All Rights Reserved © February 2018 John J Vinacci

The Disappearance of Captain Unbreakable

The Disappearance of Captain Unbreakable

Captain Unbreakable eased his muscular buttocks onto the park bench. It was perhaps the last day of beating up on bad guys having finally put an end to the insidious Doctor Nefarious. He eased back and stroked his flaxen locks, confident that New Chicago was safe forever. Maybe he could live in peace now and perhaps settle down with someone who didn’t know who he was, though his many endorsements would make that virtually impossible. The broad-shouldered savior considered moving to another country and away from the past, towards the future, away from the very reason he became a superhero.

Captain Unbreakable took a deep breath.

“Hmph,” he sounded. His eyes swayed from side to side. Why had he become a superhero?

He felt a hand on his back and he turned his head. A tall, gangly goth-child cast a shadow over him. The man’s pale skin practically glowed.

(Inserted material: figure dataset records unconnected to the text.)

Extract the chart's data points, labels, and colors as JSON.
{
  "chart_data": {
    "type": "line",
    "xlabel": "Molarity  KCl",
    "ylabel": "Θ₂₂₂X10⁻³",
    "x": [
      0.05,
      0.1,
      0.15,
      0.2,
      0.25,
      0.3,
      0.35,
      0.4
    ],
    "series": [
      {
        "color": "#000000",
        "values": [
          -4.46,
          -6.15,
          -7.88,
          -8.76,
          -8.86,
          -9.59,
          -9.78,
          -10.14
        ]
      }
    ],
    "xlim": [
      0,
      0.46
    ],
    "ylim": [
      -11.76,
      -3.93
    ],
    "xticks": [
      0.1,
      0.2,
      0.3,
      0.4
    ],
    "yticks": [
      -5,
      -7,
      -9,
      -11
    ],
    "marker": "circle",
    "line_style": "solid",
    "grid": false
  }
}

“Lose something?” the stranger asked innocently.

Captain Unbreakable turned his head back towards the park field before him. “I don’t remember.” He blinked. He blinked again. “I don’t remember what I don’t remember.”

The man’s hand patted the superhero’s shoulder and slipped back into his trench coat pocket. “There, there,” the stranger’s nose scrunched. “You’ve done a good job. Get some rest now.” Big black boots turned and transported the memory of murdered parents away with them.

“You be a good boy and retire now,” the goth-child threw over his shoulder. “I’ll hold onto your motivation now, my motivation now. You’ve saved the city, Captain Unbreakable. But only I can save the world.”